Altman and the Cavs aren’t really saying anything other than what all the other nonplayoff teams have already stated. Except it took Altman almost two weeks longer than everyone else to say it.
Why, we have no clue.
Credit to Jason Lloyd of The Athletic for pushing Altman on the questions Cavs fans really want to know — the trade of Kevin Porter Jr., the Andre Drummond contract buyout, the Kevin Love inbounds pass ordeal.
Altman insisted none of those incidents warranted a press conference. He may be right about that. He deserves credit for tackling each topic individually on Friday. But how can we be sure those types of predicaments won’t occur again?
It seems to happen a lot on Altman’s watch, too much if we’re being honest.
Also credit to Chris Fedor of Cleveland.com for asking Altman if he’s spoken with Cavs owner Dan Gilbert and if Altman is confident in a return.
Altman said, yes, he believes he’ll be back, but really offered nothing concrete. He did not say if Gilbert has actually told him that.

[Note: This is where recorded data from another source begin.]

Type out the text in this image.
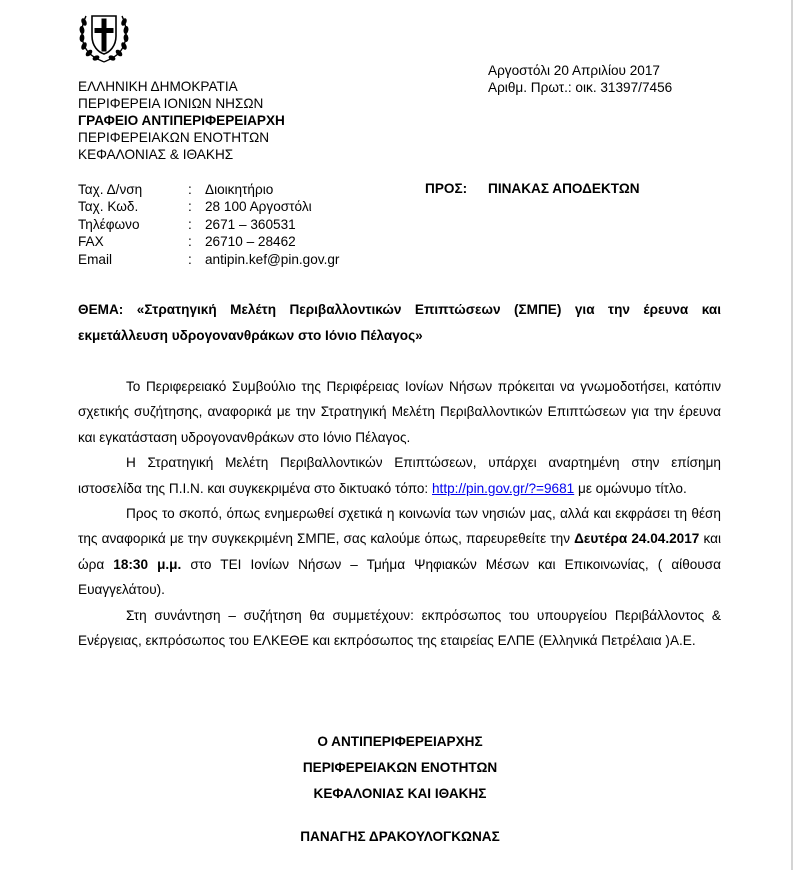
ΕΛΛΗΝΙΚΗ ΔΗΜΟΚΡΑΤΙΑ
ΠΕΡΙΦΕΡΕΙΑ ΙΟΝΙΩΝ ΝΗΣΩΝ
ΓΡΑΦΕΙΟ ΑΝΤΙΠΕΡΙΦΕΡΕΙΑΡΧΗ
ΠΕΡΙΦΕΡΕΙΑΚΩΝ ΕΝΟΤΗΤΩΝ
ΚΕΦΑΛΟΝΙΑΣ & ΙΘΑΚΗΣ
Αργοστόλι 20 Απριλίου 2017
Αριθμ. Πρωτ.: οικ. 31397/7456
Ταχ. Δ/νση	: Διοικητήριο
Ταχ. Κωδ.	: 28 100 Αργοστόλι
Τηλέφωνο	: 2671 – 360531
FAX	: 26710 – 28462
Email	: antipin.kef@pin.gov.gr
ΠΡΟΣ: ΠΙΝΑΚΑΣ ΑΠΟΔΕΚΤΩΝ
ΘΕΜΑ: «Στρατηγική Μελέτη Περιβαλλοντικών Επιπτώσεων (ΣΜΠΕ) για την έρευνα και εκμετάλλευση υδρογονανθράκων στο Ιόνιο Πέλαγος»

Το Περιφερειακό Συμβούλιο της Περιφέρειας Ιονίων Νήσων πρόκειται να γνωμοδοτήσει, κατόπιν σχετικής συζήτησης, αναφορικά με την Στρατηγική Μελέτη Περιβαλλοντικών Επιπτώσεων για την έρευνα και εγκατάσταση υδρογονανθράκων στο Ιόνιο Πέλαγος.

Η Στρατηγική Μελέτη Περιβαλλοντικών Επιπτώσεων, υπάρχει αναρτημένη στην επίσημη ιστοσελίδα της Π.Ι.Ν. και συγκεκριμένα στο δικτυακό τόπο: http://pin.gov.gr/?=9681 με ομώνυμο τίτλο.

Προς το σκοπό, όπως ενημερωθεί σχετικά η κοινωνία των νησιών μας, αλλά και εκφράσει τη θέση της αναφορικά με την συγκεκριμένη ΣΜΠΕ, σας καλούμε όπως, παρευρεθείτε την Δευτέρα 24.04.2017 και ώρα 18:30 μ.μ. στο ΤΕΙ Ιονίων Νήσων – Τμήμα Ψηφιακών Μέσων και Επικοινωνίας, ( αίθουσα Ευαγγελάτου).

Στη συνάντηση – συζήτηση θα συμμετέχουν: εκπρόσωπος του υπουργείου Περιβάλλοντος & Ενέργειας, εκπρόσωπος του ΕΛΚΕΘΕ και εκπρόσωπος της εταιρείας ΕΛΠΕ (Ελληνικά Πετρέλαια )Α.Ε.

Ο ΑΝΤΙΠΕΡΙΦΕΡΕΙΑΡΧΗΣ
ΠΕΡΙΦΕΡΕΙΑΚΩΝ ΕΝΟΤΗΤΩΝ
ΚΕΦΑΛΟΝΙΑΣ ΚΑΙ ΙΘΑΚΗΣ
ΠΑΝΑΓΗΣ ΔΡΑΚΟΥΛΟΓΚΩΝΑΣ
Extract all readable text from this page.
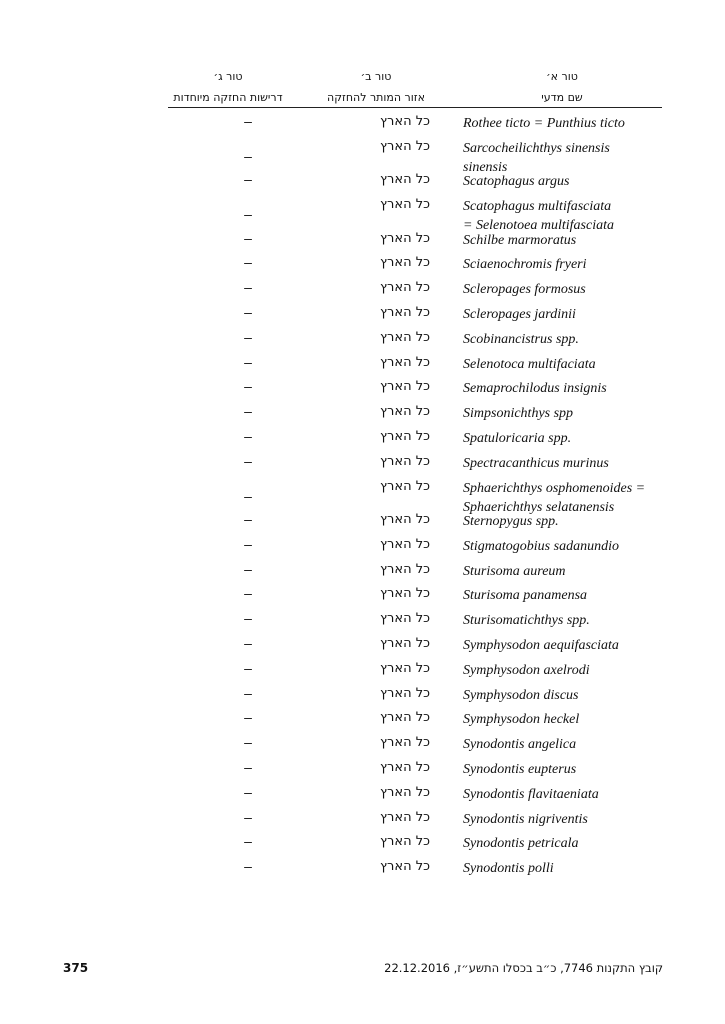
טור א׳
טור ב׳
טור ג׳
שם מדעי
אזור המותר להחזקה
דרישות החזקה מיוחדות
Rothee ticto = Punthius ticto
כל הארץ
–
Sarcocheilichthys sinensis
sinensis
כל הארץ
–
Scatophagus argus
כל הארץ
–
Scatophagus multifasciata
= Selenotoea multifasciata
כל הארץ
–
Schilbe marmoratus
כל הארץ
–
Sciaenochromis fryeri
כל הארץ
–
Scleropages formosus
כל הארץ
–
Scleropages jardinii
כל הארץ
–
Scobinancistrus spp.
כל הארץ
–
Selenotoca multifaciata
כל הארץ
–
Semaprochilodus insignis
כל הארץ
–
Simpsonichthys spp
כל הארץ
–
Spatuloricaria spp.
כל הארץ
–
Spectracanthicus murinus
כל הארץ
–
Sphaerichthys osphomenoides =
Sphaerichthys selatanensis
כל הארץ
–
Sternopygus spp.
כל הארץ
–
Stigmatogobius sadanundio
כל הארץ
–
Sturisoma aureum
כל הארץ
–
Sturisoma panamensa
כל הארץ
–
Sturisomatichthys spp.
כל הארץ
–
Symphysodon aequifasciata
כל הארץ
–
Symphysodon axelrodi
כל הארץ
–
Symphysodon discus
כל הארץ
–
Symphysodon heckel
כל הארץ
–
Synodontis angelica
כל הארץ
–
Synodontis eupterus
כל הארץ
–
Synodontis flavitaeniata
כל הארץ
–
Synodontis nigriventis
כל הארץ
–
Synodontis petricala
כל הארץ
–
Synodontis polli
כל הארץ
–
קובץ התקנות 7746, כ״ב בכסלו התשע״ז, 22.12.2016
375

Whatever, though. What is bugging Cavs fans at this point is Altman implied the team is going to stay the course, continue to build around the young players. That’s all well and good, but we see what happens when there’s no experience and very little depth.
You get another lousy season that featured 16 losses in the last 18 games. You get another year of banking everything on the lottery — then hoping your first-round picks don’t go up in flames, as Porter did in Cleveland.
That’s not a plan. That’s a prayer.
It’s OK that Altman didn’t tip his hand at what offseason moves are being contemplated. It’s probably good that he didn’t say the Cavs will do everything they can to rid themselves of Love and his contract — which they most certainly intend to do.
And it’s good Altman didn’t reveal that he knows in order to move Love, he will likely have to attach a young player or pick. The Cavs are in a pickle, and Love is merely one reason why.
One source on the inside of the Cavs told FortyEightMinutes that the organization is currently “a sh*t show.” I’ve spoken to several players outside of the organization who have expressed similar sentiments.
Altman painted a very different picture. The truth is likely somewhere in between.
The key here is that Altman is more honest with himself than he was with the fans on Friday. The success and failures of the organization are still all on him, at least for the time being.
He may deserve more time, but he also owes the fans a real explanation on what’s gone wrong and real answers on how it’s going to improve.
Let’s just hope he understands all that, because this is suddenly a franchise that is light years away from making a dent in the NBA and even in Cleveland.